Data Mining & Privacy: How Anonymous Are You Really?

Sam Carroll //

employee_scWhen I started at BHIS I was surprised at the sensitivity of personal data, such as my birthday. I was soon reminded of a data mining class I took last year where Dr. Karlsson (South Dakota School of Mines & Technology) started with an ethics portion. Specifically the ethics he warned us about was anonymization of users’ data and re-identification of personal data.

Sensitive information that has been poorly obfuscated can be reversed to discover very specific information about individuals. This has been such a big concern for individuals and corporations since 1998, when GeoCities had told customers information would not be shared but then sold the data to third parties.  The FCC ruled that companies must not lie about their privacy policies.

Think about how many companies have you agree to a privacy policy and sometimes, due to bad anonymization, sensitive information can leak out. One of the most egregious example is from the early 90’s when Latanya Sweeney discovered that about 90% of the US population could be uniquely identified by their zip code, birthdate, and sex. To prove this point, Sweeney bought voter rolls (public record) and combined it with data from GIC, a health insurance purchaser for state employees. Though GIC had removed names, SSN’s, and home addresses, Sweeney was able to identify the governor’s health records, including prescriptions (who personally vouched for the security of the anonymization).

Though this incident of health care re-identification was ‘contained’ to Massachusetts, reidentification is a problem that affects just about everyone, including tech giants.

2006 had two famous examples of breach of privacy of two well known companies, Netflix and AOL. Netflix announced a competition to beat their suggestion algorithm, so people could train and test their solutions. Netflix removed the usernames of 500,000 users from their ratings, but gave unique identifiers in the place of usernames.
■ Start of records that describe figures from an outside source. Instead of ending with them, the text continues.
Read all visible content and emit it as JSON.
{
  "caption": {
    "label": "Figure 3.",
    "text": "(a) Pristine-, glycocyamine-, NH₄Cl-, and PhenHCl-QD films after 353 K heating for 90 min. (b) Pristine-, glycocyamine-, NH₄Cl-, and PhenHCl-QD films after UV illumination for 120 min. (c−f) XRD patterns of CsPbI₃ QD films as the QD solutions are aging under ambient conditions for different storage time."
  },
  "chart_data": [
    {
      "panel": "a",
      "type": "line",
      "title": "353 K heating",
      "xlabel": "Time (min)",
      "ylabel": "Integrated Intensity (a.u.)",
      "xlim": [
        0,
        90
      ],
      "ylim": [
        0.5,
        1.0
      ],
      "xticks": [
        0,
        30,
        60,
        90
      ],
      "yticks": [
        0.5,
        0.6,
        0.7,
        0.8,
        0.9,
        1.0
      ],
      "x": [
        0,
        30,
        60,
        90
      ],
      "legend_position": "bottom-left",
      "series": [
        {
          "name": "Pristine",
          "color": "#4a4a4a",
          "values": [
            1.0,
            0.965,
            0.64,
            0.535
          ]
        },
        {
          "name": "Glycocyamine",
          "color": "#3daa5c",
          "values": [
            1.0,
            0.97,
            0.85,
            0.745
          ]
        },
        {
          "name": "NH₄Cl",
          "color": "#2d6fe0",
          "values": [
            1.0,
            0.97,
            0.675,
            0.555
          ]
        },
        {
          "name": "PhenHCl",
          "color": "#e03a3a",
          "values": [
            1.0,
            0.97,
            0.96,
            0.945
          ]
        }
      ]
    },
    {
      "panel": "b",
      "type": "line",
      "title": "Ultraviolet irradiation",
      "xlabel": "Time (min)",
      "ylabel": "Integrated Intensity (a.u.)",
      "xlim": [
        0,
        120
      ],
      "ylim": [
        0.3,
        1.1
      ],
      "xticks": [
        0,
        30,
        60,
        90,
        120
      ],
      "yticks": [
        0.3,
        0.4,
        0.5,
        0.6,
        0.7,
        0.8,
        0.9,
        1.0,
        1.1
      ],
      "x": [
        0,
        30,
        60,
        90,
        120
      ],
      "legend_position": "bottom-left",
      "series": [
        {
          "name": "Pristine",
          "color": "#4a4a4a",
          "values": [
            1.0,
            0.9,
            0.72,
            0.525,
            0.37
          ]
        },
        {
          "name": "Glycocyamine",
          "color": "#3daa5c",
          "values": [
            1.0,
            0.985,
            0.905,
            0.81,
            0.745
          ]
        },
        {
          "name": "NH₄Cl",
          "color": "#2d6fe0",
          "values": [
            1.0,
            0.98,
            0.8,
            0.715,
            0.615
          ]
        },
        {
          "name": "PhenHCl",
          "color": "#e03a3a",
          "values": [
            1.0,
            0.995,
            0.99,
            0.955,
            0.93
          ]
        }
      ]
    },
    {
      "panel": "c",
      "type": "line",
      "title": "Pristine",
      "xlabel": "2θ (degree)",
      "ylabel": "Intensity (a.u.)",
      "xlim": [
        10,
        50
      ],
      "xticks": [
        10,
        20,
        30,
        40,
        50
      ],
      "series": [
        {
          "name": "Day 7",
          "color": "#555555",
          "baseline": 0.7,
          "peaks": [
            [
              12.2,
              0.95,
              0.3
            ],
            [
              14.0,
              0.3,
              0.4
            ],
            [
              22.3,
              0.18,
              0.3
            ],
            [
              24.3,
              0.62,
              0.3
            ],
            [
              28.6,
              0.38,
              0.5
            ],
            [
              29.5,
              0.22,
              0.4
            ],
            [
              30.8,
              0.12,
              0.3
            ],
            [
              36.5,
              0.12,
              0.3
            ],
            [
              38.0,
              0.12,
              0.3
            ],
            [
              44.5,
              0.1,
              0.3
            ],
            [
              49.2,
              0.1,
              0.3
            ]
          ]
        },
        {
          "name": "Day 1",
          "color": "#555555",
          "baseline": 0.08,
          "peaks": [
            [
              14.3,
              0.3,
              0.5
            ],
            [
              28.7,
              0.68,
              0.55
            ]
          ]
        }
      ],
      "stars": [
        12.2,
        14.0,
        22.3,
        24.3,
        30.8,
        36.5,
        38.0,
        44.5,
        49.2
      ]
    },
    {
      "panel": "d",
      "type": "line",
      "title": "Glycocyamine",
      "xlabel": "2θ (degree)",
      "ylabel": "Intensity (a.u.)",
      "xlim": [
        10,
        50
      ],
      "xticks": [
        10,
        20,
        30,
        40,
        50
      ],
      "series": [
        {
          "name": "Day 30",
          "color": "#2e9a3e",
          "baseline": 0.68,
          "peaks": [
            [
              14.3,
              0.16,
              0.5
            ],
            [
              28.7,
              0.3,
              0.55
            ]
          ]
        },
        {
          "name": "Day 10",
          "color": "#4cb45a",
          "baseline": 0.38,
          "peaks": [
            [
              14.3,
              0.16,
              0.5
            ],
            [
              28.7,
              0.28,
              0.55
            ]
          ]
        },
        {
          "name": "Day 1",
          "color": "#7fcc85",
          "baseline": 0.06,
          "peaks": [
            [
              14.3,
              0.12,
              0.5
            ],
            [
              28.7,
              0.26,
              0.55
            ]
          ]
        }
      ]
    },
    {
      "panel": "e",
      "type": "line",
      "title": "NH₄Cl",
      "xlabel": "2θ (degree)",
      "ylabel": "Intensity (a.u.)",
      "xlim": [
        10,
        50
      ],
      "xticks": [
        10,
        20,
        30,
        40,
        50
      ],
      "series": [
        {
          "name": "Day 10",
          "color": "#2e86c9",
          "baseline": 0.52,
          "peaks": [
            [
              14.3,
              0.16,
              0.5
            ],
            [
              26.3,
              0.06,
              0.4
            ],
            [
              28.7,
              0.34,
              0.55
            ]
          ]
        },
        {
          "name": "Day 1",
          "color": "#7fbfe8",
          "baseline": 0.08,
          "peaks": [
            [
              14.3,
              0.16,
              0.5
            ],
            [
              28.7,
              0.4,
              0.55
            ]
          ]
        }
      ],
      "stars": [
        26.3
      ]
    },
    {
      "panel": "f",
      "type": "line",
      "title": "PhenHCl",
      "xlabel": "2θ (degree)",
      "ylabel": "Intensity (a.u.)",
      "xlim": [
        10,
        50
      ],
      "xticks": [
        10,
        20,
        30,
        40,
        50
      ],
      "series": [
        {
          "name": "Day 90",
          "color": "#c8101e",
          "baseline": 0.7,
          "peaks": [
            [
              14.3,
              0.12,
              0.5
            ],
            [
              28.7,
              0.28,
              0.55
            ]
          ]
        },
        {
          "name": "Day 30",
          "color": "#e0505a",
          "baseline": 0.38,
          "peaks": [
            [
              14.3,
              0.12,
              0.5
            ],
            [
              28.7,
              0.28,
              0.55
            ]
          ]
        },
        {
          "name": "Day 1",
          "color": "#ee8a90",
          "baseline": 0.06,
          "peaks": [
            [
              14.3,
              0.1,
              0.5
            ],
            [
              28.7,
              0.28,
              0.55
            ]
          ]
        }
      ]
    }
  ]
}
In a study conducted on this data researchers coupled ratings on IMDB (that had usernames associated with the IMDB profile) with the Netflix database, and just 6 movie ratings, nearly all users in Netflix’s database were discovered.

AOL similarly released tens of millions of search queries from a 3 month time span, and anonymized the data by removing usernames and IP Addresses, and again gave unique identifiers for each user, meaning each user was still uniquely marked but not immediately identifiable. Using this data, researchers were able to combine the searches for a single user and discover personal information about them using all their searches, such as “how is the weather in New York City”, “what’s fun for a 18 year old to do on Saturday”, searching their own name or SSN’s. Thus giving anyone who is interested, and committed enough, personal information that should be left undisclosed. Some of the information included things of a more private nature, such as how to come out as an abuse victim to your family, or how to get out of an abusive relationship.

In 2009 Carnegie Mellon discovered a way to analyze data to discover the SSN of an individual. They did this using only the birth location (as SSN’s use physical location as the first 5 numbers). The last four numbers were reduced to only 1000 combinations, and they reduced this by using public death records that record SSN’s to find a pattern of the last 4 digits with high correlation to birthdate. Thus with only two little pieces of information (both of which are pretty much provided by any social networking website), and a little work it’s relatively easy to uncover an individual’s social security number.

Congress passed a bill last week that allows the government and commercial operators of drones to collect potentially personally identifiable data about individuals (including facial recognition), without disclosing it. Also, this bill did not include provisions on how they would use the data and if/when it would be destroyed, showing that we still face concerns over our privacy.

Pokemon Go even had a terrible breach of privacy on the iOS version of the app, which originally required rights to a user’s entire Gmail account. Some even went as far to say this included the ability to send emails, read calendar events, access contacts, and photos. Though developer Niantic says no information was gathered, one thing is clear.  Privacy is not a growing concern. You must be be careful about what you share even with Pokemon.

Be careful what you share, the most insidious (and perhaps one of the best ways) to extract personal information is to ask for it. People are very careful about what they know will compromise them, but the data that they feel won’t compromise them they are freely willing to distribute. However, even professionals will sometimes fail to keep data truly anonymous, and sometimes deeply embarrassing or highly private data can be compromised because of it. Assume you’re already compromised, and take provisions to stay secure.